Government data gathering is far and away the more prevalent privacy topic compared to consumer and commercial data collection among candidates; however, two Democratic underdogs have drawn connections between the two.
Sen. Bernie Sanders in May proposed a defense bill amendment calling for a "Commission on Privacy Rights in the Digital Age" to evaluate the effect of technology on privacy. "Consumers are often unaware of the collection of their data and how their information can be collected, bought and sold by private companies," states the amendment. The panel would "examine the ways in which public agencies and private companies gather data on the people of the United States," "the ways in which that data is utilized, either internally or externally," and "make recommendations concerning potential policy changes needed to safeguard the privacy of the people of the United States."
Former Maryland Governor Martin O'Malley recently alluded to the 2013 Target data breach, in a Foreign Policy opinion piece, though his focus is on data security. "When hackers attacked the American retail chain Target last year, they stole data from an astonishing 110 million shoppers -- roughly one in three Americans. The thieves then sold the information for more than $50 million on the black market," he wrote in the column supporting the federal Protecting Cyber Networks Act. "After making changes to protect consumer data and ensure the appropriate level of legal protection for companies, Congress should pass this legislation," wrote the Democratic presidential candidate.
Democratic frontrunner Hillary Clinton has kept her distance from the subject, though when Congress debated Patriot Act reform in May, she tweeted support for changes that would limit government data collection.
Congress should move ahead now with the USA Freedom Act—a good step forward in ongoing efforts to protect our security & civil liberties. -H— Hillary Clinton (@HillaryClinton) May 7, 2015
Data privacy is "likely part of presidential campaigns now," said Ms.
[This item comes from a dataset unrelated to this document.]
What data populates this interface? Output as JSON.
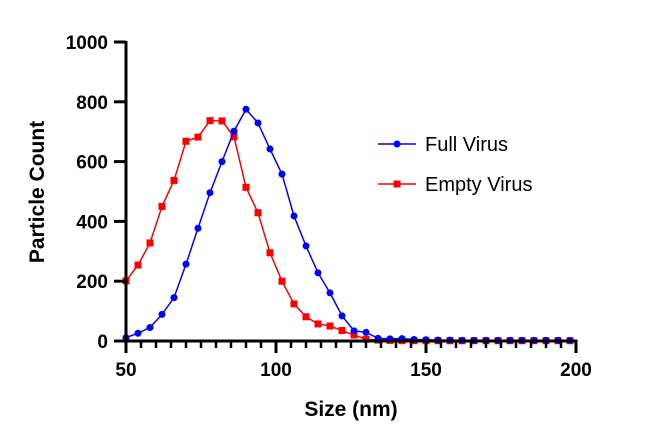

Horwitz. "We now have a number of terms that we can use to discuss data privacy in a way that wasn't possible 10 years ago. For example, politicians and voters alike probably know the terms 'big data' and 'data breach.' Voters may also have heard of the 'Internet of Things,' 'targeted advertising' and 'encryption'…. Since it's easier to talk about the problems, politicians likely feel that they can more easily engage voters on potential solutions."
Of course, at least some of that commercial data collection only happens when consumers opt-in to allow it, unlike NSA surveillance which gives citizens no choice.
With months of primary campaigning to come, we can anticipate the privacy talk to continue, said Ms. Horwitz. "Because privacy is a bipartisan issue, I expect that it will come up frequently during the upcoming election."